Money requires everyone to think of goods as both the respective thing itself and its monetary value, that is, purely quantitatively. This results in a way of thinking which also induces a new way of calculating. Unlike all earlier forms of mathematics, this new form deals with pure numbers, calculating mathematical function.
Prompted by the money-mediated society, the notion arises of a world split into subject and object. Descartes was the first to formulate this then-new notion at the beginning of the 17th century. It implies the world is split into the determining, money, as subject and that which it determines, the commodity, as object.
Just as we can buy anything and everything with money, we also view and judge anything and everything in the form it acquires through money: as a value among values. We think in terms of purely quantitative value even when we’re not involved with money-related things. This way of thinking is effective in many possible applications.
Money and Exchange
The acts of exchange that people practice, and upon which their societies are originally based, are only turned into barter in the form of buying and selling through money. Thus, in the end, the market dominates every exchange. Besides the market, methods of exchange persist in the form of offerings.
Because money functions as exchange medium today, it is generally thought to have originated in barter transactions – mistakenly. In communities that have no money in the modern sense, the presentation of gifts is crucially important. The gifts are not swaps; rather, along with other customs, they confirm and reaffirm a basic bond people have with one another.
Buying changes ownership of money and goods from one person to another. If the trade is completed, every obligation between the participants is fulfilled and, so, the interaction ends. Buying replaces the all-encompassing social bond with one single obligation: to pay something to someone. Thus buying is both obligatory liquidation and the liquidation of the obligation.
Long before “the market” became a byword, there were only local markets, strictly limited in terms of time and in their range of goods. A coherent market with a common pricing structure only emerges towards the end of the 16th century in Europe. This development gave the market economy its name and coincided with the transformation of money into the universal medium of exchange.
Beyond Money
Economies without money – how should that work? We also don’t know. But we do want to think about it. People do things, give each other gifts, share what they have, help each other and contribute to the success of enterprises large and small – without money. They did it earlier and they do it today. And what does the future look like?
Most considerations about the difficulties that money provokes are directed to the money itself: money should be crisis-free. Accordingly, in their thoughts they construct a kind of money that ignores certain disadvantages and limits itself to its benefits. Other approaches use alternative forms of money circulation, underneath the reign of world money, that deviate in tangible ways from its logic.
The commons movement counters money-mediated provisioning with collective participation in the activities and basic concerns of provisioning such as ownership. The movement’s core conviction is that, to avoid money’s built-in constraints, only the community can decide on its common endeavours.

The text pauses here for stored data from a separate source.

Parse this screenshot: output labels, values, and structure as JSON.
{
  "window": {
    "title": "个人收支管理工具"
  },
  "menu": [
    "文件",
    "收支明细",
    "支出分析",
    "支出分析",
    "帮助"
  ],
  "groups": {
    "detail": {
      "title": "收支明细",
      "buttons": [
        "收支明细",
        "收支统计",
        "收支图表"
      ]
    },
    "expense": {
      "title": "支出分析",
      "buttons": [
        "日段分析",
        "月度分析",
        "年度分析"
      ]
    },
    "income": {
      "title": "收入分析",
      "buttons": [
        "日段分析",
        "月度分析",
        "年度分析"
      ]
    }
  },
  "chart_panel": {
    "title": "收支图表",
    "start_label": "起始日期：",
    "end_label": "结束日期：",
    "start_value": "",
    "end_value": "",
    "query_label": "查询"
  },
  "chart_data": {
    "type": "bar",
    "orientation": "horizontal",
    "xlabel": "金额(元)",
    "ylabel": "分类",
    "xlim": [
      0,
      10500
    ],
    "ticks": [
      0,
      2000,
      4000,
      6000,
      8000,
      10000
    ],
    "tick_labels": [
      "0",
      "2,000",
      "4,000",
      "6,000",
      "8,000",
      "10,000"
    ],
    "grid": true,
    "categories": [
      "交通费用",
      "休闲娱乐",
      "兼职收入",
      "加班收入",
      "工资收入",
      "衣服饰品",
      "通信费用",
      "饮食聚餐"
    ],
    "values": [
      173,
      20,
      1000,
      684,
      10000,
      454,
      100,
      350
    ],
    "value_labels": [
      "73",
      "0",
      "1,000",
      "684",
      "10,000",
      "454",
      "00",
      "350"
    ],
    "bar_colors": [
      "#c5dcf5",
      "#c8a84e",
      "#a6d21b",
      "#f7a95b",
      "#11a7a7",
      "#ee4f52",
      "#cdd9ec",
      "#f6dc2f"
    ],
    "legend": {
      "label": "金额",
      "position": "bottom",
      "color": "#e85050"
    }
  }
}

What the people live from and how they distribute it ought to be organised fundamentally differently than it is with money. And if highly segmented divisions of labour shall persist, a return to older forms of subsistence can be excluded. The extremely elevated capacity of people pressured by money to produce more with less effort and to distribute their products more precisely than ever would doubtless be useful – just organized differently than it is with money.